Two banks (Royal Bank of Canada and Toronto-Dominion Bank) and four insurance companies (Intact Financial Corp., Manulife Financial Corp., Sun Life Financial Inc. and Co-operators Group Ltd.) are taking part in the initiative. This will allow OSFI and the Bank of Canada to apply their models to the actual balance sheets of major Canadian financial institutions.

The goal, however, is not an “assessment of individual financial institutions' exposure to climate-related risks or the broader financial sector’s resilience to transition risks," OSFI and the Bank of Canada said in a news release. Rather, the idea is to provide the regulator and the central bank with better tools for future analysis.

The “scenario analysis” approach differs from most financial modelling done by OSFI and the Bank of Canada. It will look much further into the future and deal with more hypotheticals.

“To be the most useful, these scenarios should be extreme yet plausible. This will give a sense of the full range of possible risks," a Bank of Canada researcher explained in a climate change scenario analysis report published earlier this year.

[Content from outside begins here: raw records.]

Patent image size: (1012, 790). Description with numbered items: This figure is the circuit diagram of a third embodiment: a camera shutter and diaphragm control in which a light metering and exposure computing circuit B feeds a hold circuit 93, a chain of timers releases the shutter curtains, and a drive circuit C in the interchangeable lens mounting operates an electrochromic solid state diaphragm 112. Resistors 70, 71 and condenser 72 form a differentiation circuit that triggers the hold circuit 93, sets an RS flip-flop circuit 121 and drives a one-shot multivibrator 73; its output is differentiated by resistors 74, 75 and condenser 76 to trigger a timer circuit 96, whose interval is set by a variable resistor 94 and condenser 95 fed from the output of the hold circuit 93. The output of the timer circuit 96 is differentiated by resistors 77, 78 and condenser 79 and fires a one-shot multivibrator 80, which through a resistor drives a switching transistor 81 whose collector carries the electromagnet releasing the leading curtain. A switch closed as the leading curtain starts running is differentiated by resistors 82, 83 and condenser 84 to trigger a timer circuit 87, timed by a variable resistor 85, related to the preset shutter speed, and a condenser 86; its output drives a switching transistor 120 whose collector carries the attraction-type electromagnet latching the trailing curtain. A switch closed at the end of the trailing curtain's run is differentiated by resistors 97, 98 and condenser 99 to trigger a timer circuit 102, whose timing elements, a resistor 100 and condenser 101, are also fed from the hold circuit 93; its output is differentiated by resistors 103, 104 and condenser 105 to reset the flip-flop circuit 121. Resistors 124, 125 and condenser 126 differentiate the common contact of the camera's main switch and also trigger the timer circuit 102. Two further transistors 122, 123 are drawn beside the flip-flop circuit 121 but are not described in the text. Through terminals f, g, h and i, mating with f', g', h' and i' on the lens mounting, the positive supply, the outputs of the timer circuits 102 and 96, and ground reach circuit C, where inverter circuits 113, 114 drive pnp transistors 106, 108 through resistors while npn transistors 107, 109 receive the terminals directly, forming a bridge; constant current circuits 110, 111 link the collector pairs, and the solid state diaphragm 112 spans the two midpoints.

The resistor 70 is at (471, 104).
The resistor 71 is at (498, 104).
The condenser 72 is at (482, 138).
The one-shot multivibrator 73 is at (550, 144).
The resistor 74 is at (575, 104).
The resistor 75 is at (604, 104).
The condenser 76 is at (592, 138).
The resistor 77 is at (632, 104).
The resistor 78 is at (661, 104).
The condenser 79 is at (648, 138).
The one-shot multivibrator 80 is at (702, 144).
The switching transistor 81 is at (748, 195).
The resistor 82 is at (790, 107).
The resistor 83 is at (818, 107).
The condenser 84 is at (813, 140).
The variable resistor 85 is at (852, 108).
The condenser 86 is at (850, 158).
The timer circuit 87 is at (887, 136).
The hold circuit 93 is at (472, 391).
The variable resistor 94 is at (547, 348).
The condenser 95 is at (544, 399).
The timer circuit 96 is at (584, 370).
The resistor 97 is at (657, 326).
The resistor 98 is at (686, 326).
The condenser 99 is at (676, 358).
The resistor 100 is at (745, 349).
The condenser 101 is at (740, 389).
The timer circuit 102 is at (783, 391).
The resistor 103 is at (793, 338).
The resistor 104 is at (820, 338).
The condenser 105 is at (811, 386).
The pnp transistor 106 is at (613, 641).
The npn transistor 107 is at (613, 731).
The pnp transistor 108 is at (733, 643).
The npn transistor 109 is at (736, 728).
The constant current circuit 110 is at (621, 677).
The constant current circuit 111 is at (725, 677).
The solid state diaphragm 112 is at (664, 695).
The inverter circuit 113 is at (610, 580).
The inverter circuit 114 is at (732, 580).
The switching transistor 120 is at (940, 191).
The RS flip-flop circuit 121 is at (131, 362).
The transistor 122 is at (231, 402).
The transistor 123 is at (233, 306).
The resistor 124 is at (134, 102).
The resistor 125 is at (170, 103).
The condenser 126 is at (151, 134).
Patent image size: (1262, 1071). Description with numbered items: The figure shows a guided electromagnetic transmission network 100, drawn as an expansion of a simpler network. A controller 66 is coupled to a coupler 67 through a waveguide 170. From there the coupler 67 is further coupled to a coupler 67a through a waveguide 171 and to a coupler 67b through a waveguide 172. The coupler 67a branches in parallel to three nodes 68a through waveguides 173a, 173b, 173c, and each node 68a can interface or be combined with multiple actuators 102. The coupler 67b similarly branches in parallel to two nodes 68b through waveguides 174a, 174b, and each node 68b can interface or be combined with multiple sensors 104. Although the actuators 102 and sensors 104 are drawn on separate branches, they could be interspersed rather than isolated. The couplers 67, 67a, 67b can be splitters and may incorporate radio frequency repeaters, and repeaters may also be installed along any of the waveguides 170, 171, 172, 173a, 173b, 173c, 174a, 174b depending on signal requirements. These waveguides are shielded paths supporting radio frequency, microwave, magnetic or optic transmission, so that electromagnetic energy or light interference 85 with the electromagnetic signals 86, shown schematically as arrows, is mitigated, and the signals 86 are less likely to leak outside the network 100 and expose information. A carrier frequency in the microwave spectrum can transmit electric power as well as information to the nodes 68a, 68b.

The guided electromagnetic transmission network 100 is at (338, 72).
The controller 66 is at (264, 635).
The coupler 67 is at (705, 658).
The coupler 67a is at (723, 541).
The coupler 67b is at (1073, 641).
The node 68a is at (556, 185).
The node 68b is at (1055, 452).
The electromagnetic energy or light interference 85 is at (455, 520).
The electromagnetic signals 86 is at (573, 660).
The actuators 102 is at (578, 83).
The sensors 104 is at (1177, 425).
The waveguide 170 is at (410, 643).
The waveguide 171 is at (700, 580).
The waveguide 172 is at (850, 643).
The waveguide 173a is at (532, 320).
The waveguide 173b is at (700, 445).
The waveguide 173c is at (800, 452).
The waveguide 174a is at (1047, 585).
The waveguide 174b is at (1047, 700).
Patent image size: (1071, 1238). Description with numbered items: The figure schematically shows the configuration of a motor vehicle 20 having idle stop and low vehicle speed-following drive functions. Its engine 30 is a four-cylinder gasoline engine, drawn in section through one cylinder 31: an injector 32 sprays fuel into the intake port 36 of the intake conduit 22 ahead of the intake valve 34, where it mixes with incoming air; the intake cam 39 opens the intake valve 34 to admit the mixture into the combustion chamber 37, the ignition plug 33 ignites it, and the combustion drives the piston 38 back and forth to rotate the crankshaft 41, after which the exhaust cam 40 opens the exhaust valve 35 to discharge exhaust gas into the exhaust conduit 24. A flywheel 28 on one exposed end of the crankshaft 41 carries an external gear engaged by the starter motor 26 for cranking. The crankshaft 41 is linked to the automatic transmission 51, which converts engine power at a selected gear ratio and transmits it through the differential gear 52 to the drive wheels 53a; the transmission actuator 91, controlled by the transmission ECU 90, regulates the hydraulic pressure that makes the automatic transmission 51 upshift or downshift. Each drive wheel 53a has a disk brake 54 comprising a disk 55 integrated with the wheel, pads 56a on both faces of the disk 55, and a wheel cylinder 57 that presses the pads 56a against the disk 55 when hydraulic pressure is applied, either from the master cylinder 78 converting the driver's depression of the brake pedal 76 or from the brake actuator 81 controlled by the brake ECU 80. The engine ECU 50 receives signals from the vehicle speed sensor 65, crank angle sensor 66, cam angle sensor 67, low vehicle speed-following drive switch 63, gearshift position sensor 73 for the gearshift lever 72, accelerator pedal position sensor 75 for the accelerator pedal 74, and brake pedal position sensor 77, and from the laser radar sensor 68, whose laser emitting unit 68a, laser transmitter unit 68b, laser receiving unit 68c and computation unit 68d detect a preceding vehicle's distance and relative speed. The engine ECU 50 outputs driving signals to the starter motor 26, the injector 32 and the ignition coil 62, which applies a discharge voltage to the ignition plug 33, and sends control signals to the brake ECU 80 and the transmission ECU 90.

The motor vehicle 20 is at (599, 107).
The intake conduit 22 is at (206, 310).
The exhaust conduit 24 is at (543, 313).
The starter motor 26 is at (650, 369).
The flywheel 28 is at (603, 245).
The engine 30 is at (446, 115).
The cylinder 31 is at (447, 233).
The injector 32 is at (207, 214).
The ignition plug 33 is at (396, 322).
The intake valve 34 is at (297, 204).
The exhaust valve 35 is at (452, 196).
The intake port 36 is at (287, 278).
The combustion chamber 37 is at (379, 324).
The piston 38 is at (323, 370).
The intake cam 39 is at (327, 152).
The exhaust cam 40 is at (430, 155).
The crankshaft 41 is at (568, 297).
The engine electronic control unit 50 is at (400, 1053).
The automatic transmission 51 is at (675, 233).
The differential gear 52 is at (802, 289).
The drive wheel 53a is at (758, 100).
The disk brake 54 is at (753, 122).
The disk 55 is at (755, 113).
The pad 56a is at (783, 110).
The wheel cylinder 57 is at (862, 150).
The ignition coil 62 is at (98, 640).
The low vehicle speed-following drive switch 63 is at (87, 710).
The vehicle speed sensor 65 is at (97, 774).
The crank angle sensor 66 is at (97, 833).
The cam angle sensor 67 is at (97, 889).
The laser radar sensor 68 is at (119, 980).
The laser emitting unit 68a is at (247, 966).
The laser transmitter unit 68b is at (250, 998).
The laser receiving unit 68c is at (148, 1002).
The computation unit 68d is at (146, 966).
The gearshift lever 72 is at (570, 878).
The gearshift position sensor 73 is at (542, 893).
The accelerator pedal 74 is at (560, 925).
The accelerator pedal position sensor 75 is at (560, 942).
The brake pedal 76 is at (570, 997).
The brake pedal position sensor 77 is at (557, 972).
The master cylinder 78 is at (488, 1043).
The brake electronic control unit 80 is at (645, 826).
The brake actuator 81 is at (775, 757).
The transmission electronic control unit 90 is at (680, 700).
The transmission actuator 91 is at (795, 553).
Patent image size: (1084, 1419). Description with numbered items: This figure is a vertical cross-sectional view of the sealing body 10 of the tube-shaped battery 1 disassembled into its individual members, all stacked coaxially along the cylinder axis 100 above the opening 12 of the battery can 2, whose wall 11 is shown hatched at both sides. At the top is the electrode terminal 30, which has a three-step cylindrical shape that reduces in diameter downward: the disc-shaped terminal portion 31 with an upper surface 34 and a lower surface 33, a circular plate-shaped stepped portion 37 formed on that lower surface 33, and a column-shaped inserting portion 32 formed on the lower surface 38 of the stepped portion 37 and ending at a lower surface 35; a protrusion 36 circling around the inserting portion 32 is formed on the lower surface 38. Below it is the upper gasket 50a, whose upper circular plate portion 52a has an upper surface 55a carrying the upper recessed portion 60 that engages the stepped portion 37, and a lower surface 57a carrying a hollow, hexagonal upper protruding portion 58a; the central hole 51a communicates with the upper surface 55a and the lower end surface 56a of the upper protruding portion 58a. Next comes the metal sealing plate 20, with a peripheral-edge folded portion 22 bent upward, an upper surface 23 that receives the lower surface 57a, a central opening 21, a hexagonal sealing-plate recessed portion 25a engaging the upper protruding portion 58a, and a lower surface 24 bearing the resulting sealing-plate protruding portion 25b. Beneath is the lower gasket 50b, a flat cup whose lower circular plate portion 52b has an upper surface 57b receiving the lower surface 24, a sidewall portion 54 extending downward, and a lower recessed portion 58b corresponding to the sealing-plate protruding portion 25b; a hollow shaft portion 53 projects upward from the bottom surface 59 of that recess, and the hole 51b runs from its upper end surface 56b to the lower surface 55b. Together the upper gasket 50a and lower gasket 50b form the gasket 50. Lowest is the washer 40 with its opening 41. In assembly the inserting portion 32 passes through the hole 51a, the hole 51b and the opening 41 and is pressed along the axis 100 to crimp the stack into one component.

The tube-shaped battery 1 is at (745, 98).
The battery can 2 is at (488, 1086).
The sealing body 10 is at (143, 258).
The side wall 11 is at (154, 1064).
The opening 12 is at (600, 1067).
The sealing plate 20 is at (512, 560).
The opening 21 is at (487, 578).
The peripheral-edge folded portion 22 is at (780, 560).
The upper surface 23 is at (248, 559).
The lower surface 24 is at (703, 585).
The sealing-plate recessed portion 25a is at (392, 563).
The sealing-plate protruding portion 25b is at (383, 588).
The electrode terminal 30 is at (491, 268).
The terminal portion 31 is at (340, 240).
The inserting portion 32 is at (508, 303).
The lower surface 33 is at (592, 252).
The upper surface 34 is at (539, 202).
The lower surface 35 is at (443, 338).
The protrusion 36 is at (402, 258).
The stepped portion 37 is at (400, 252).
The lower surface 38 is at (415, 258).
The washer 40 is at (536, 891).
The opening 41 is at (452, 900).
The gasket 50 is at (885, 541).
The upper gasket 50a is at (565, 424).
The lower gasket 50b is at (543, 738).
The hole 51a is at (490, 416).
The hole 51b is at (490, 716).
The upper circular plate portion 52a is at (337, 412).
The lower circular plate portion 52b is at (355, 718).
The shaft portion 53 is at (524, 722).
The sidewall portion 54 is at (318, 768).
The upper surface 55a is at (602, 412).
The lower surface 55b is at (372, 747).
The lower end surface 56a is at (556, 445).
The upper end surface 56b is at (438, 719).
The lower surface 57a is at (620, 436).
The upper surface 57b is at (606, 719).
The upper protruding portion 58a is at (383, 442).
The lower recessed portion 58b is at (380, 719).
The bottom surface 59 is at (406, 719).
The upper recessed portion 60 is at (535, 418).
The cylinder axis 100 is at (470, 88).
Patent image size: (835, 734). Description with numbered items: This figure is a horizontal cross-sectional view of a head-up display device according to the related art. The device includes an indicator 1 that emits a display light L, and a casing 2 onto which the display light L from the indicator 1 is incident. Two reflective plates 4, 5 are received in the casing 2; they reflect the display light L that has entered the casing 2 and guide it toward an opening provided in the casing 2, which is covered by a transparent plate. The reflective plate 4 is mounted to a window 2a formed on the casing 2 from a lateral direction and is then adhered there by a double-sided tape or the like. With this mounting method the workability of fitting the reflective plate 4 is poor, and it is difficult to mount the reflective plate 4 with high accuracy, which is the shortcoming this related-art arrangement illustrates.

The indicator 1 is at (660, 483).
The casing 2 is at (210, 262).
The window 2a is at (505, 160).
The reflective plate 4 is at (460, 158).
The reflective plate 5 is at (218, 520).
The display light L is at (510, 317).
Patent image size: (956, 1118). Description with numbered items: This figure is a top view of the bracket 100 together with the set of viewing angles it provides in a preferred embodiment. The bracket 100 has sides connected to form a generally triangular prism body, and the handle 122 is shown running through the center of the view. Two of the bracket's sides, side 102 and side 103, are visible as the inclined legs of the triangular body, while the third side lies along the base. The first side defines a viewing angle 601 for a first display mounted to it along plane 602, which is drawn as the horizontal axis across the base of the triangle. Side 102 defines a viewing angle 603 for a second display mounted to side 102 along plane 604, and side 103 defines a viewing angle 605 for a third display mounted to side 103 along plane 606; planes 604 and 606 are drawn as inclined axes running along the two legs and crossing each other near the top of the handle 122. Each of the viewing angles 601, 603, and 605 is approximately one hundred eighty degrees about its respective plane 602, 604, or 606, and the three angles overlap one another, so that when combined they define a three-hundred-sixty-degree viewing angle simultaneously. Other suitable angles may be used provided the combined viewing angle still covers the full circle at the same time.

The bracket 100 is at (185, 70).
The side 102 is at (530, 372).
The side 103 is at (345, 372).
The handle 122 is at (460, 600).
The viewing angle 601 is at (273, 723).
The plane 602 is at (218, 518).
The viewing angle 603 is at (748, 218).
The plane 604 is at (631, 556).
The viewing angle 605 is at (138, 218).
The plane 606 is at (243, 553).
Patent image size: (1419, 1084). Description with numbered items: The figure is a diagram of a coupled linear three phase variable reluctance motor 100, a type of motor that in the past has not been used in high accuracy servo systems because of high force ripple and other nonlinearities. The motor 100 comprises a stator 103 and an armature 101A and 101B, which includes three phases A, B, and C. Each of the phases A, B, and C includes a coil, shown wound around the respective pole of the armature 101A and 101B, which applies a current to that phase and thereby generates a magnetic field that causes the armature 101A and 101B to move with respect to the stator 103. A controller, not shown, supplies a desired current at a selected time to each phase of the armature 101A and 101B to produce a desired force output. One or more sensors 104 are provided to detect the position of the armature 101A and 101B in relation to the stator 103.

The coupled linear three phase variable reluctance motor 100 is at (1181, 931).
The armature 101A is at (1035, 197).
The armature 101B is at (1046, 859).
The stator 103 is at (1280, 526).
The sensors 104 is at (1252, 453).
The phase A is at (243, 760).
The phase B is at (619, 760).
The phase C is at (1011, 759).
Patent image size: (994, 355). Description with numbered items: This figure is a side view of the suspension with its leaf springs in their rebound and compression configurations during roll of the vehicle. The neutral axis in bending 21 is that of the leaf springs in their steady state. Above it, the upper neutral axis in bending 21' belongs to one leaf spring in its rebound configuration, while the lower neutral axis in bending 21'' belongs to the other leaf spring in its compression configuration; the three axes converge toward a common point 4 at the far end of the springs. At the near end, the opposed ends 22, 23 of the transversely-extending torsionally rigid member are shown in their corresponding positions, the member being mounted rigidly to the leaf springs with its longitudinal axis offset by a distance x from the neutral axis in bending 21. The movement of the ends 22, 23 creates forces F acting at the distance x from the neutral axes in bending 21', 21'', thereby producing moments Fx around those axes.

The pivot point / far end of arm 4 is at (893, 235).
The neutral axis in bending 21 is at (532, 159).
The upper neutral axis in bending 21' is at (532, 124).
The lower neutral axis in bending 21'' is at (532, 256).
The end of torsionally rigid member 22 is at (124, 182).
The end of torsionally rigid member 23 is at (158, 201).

The Bank of Canada has been conducting scenario analysis research as part of an international effort by central bankers called the Network for Greening the Financial System. Earlier this year, Bank of Canada researchers looked at how gross domestic product would be affected under four different scenarios, in which governments responded to climate change in more or less aggressive ways.

“The results suggest that while transition risks can be avoided through inaction, this comes at significant economic costs through higher physical damages and risks. Finally, action that comes late must be more abrupt to keep temperature increases in check, raising transition risk,” wrote Erik Ens and Craig Johnston, the report’s authors.

“Transition risks increase with shorter transition periods ... because agents have less time to adapt, and technological offsets to the decline in fossil-fuel production (e.g., cheaper renewable sources of energy) have less time to develop," they wrote.

OSFI and the Bank of Canada expect to publish a report on the pilot project by late 2021.